17th Century was a century of change and revolution, a world beautifully described in the a rich and varied book, The Blazing World. Historian Jonathan Healey comes along to talk through some of the themes and events that make the century such a fascinating time.

Download Podcast - Jonathan Healey and the Blazing World (Right Click and select Save Link As)

 

 

3 thoughts on “Jonathan Healey and the Blazing World

  1. Thanks for another fascinating podcast! I hope you and Dr. Healey will do this again, perhaps after Derby is promoted.

    As an American, I wanted to comment on why this period is so fascinating. In the American mythology lessons, which we refer to as high school history, the founders returned from the mount with a Constitution carved on stone tablets created from thin air by the founders or possibly the divinity. To the degree its principles are based on earlier work, we attribute that to the philosophical musings of another pure thinker, John Locke. There is no acknowledgment that clauses were written in response to specific historical events leading to specific conflicts.

    The English civil war vividly illustrates how our constitution is a direct response to actual events. Our constitution make much more sense after exposure to a society where separate branches of government and separation of church and state did not exist.

    1. Yes I can see that. Though don’t you also reference the works of Montesqieu in particular? Isn’t the Spirit of the Laws where the theory (which we never adopt here, going for a ‘balance’ rather than separation) really gets prominence or am I wrong? One of the things that has struck me is that one fundamental difference between the English Revolution and all that follow, is that it happened before the enlightenment. I did go on a course about the English constitution; there was an american prof there, who also became convinced that the US constitution owed plenty to the British…but I can remember in what ways, so that’s no use to anyone!

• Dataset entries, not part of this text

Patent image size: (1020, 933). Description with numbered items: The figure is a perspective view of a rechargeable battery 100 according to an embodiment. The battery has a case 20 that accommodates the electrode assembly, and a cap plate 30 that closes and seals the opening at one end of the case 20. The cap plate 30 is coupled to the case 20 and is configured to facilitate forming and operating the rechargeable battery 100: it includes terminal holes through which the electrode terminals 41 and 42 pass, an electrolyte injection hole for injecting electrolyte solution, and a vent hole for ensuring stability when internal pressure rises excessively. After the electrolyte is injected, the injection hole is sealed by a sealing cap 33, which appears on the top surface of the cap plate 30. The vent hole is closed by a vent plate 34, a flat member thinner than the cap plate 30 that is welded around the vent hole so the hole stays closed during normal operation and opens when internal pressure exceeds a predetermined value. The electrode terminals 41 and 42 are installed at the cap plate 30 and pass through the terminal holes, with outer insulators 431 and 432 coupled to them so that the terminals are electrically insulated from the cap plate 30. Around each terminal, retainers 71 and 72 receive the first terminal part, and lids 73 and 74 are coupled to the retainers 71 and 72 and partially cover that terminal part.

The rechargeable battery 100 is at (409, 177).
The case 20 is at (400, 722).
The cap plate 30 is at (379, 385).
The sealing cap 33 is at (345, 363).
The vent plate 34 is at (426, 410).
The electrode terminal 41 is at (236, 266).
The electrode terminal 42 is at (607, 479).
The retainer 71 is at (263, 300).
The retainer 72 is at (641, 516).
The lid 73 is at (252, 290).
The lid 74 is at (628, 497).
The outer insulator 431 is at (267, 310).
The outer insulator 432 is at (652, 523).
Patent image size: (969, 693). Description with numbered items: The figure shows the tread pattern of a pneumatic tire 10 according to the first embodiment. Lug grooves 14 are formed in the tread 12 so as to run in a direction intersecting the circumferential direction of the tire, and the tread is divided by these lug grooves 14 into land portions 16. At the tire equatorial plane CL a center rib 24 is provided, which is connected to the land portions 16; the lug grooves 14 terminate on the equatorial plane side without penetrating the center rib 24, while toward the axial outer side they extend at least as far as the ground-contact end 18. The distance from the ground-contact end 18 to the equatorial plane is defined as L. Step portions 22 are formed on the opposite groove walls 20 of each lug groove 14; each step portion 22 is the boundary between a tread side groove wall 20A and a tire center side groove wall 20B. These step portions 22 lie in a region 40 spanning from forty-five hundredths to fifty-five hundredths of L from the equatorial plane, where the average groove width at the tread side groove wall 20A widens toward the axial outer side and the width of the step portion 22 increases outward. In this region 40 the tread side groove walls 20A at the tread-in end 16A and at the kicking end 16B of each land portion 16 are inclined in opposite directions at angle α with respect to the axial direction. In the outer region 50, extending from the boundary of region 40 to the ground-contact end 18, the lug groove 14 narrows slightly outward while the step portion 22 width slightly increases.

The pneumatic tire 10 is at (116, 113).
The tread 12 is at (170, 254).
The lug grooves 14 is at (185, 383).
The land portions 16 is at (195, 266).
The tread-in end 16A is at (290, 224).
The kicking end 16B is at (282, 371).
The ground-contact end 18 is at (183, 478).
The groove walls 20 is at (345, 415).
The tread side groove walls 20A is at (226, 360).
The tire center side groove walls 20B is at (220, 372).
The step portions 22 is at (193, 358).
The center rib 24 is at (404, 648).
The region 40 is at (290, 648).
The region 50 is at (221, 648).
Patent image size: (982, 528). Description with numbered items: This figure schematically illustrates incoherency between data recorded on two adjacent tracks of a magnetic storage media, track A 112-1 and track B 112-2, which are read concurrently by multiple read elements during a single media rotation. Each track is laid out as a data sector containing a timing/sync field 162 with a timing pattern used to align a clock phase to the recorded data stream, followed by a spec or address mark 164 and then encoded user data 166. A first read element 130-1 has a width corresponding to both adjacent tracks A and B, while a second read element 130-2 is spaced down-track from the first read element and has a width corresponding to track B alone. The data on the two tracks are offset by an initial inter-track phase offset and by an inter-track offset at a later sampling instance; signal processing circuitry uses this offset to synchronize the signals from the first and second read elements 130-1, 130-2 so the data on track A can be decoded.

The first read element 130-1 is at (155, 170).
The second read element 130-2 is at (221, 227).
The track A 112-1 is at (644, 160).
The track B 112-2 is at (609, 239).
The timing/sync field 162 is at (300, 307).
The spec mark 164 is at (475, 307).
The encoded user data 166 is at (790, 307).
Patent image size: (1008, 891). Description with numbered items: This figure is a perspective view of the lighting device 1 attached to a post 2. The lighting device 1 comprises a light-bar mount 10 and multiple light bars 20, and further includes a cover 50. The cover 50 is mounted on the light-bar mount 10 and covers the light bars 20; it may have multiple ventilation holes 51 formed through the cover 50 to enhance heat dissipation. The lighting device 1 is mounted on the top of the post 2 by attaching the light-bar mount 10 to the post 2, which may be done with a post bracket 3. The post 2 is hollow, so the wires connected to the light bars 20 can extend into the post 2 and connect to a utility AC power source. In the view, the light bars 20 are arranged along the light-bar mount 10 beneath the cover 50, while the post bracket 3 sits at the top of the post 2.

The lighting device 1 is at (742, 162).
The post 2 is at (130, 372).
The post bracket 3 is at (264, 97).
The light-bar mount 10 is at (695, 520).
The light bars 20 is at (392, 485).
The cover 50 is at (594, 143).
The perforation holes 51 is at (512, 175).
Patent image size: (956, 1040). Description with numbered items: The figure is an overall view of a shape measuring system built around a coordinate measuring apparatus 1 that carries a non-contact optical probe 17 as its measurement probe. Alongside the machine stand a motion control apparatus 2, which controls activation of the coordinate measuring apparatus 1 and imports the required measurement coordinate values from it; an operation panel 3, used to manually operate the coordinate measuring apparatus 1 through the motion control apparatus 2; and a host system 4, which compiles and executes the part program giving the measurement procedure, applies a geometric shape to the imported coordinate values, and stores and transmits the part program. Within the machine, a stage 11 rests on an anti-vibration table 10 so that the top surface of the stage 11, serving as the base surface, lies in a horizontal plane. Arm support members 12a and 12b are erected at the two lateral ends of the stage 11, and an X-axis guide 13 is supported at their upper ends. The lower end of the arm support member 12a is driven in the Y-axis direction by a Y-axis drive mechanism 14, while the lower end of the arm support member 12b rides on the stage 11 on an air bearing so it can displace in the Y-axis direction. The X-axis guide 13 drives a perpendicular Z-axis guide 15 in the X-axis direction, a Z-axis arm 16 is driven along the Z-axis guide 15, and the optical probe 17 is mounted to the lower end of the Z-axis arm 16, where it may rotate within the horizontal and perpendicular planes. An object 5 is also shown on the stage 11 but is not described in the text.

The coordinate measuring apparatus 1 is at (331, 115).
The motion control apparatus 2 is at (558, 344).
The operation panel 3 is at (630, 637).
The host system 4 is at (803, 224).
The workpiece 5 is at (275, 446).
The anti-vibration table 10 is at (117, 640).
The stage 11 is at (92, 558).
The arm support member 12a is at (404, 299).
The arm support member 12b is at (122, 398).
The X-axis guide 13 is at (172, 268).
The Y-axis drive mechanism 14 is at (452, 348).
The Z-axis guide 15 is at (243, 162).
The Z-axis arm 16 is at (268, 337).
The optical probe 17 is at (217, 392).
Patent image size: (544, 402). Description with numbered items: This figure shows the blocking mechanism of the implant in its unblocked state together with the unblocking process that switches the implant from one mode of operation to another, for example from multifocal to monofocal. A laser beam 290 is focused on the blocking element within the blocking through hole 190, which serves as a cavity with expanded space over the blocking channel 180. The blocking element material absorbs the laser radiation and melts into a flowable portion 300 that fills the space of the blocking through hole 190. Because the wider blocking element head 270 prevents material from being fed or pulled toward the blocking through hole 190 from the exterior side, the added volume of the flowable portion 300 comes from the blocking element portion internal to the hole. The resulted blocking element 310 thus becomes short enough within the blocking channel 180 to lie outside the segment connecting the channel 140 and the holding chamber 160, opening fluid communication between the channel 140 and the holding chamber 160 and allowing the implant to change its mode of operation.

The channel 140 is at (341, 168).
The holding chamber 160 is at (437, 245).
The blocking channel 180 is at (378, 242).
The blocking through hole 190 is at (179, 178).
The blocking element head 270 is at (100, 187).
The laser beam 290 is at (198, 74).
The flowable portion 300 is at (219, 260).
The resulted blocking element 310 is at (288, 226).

  2. You two get into differences and similarities of constitutional issues with America, but you don’t know the half of it. In the same way that the modern mind can’t grasp how important little (to us) constitutional questions were back then in England, we have had the same thing in the US for a while.
    One of the principal academics of the progressive era 100 years ago was Charles Beard who wrote An Economic Interpretation of the Constitution, which argued that the U.S. Constitution was the product of the founders’ economic commitments and conflicts. Today this goes to the extreme of some people effectively arguing that all legal process arguments are insincere and all that matters is outcomes.
    These things were far more important to the average American in colonial times and until the Progressive era.
    I was also struck by the parts about the era without a Parliament when the King would go to judges to get what he wanted. We are suffering an epidemic of this today, but not because Congress has been prorogued. Instead, too many members of Congress would rather be on cable TV than legislate. They just won’t do their job.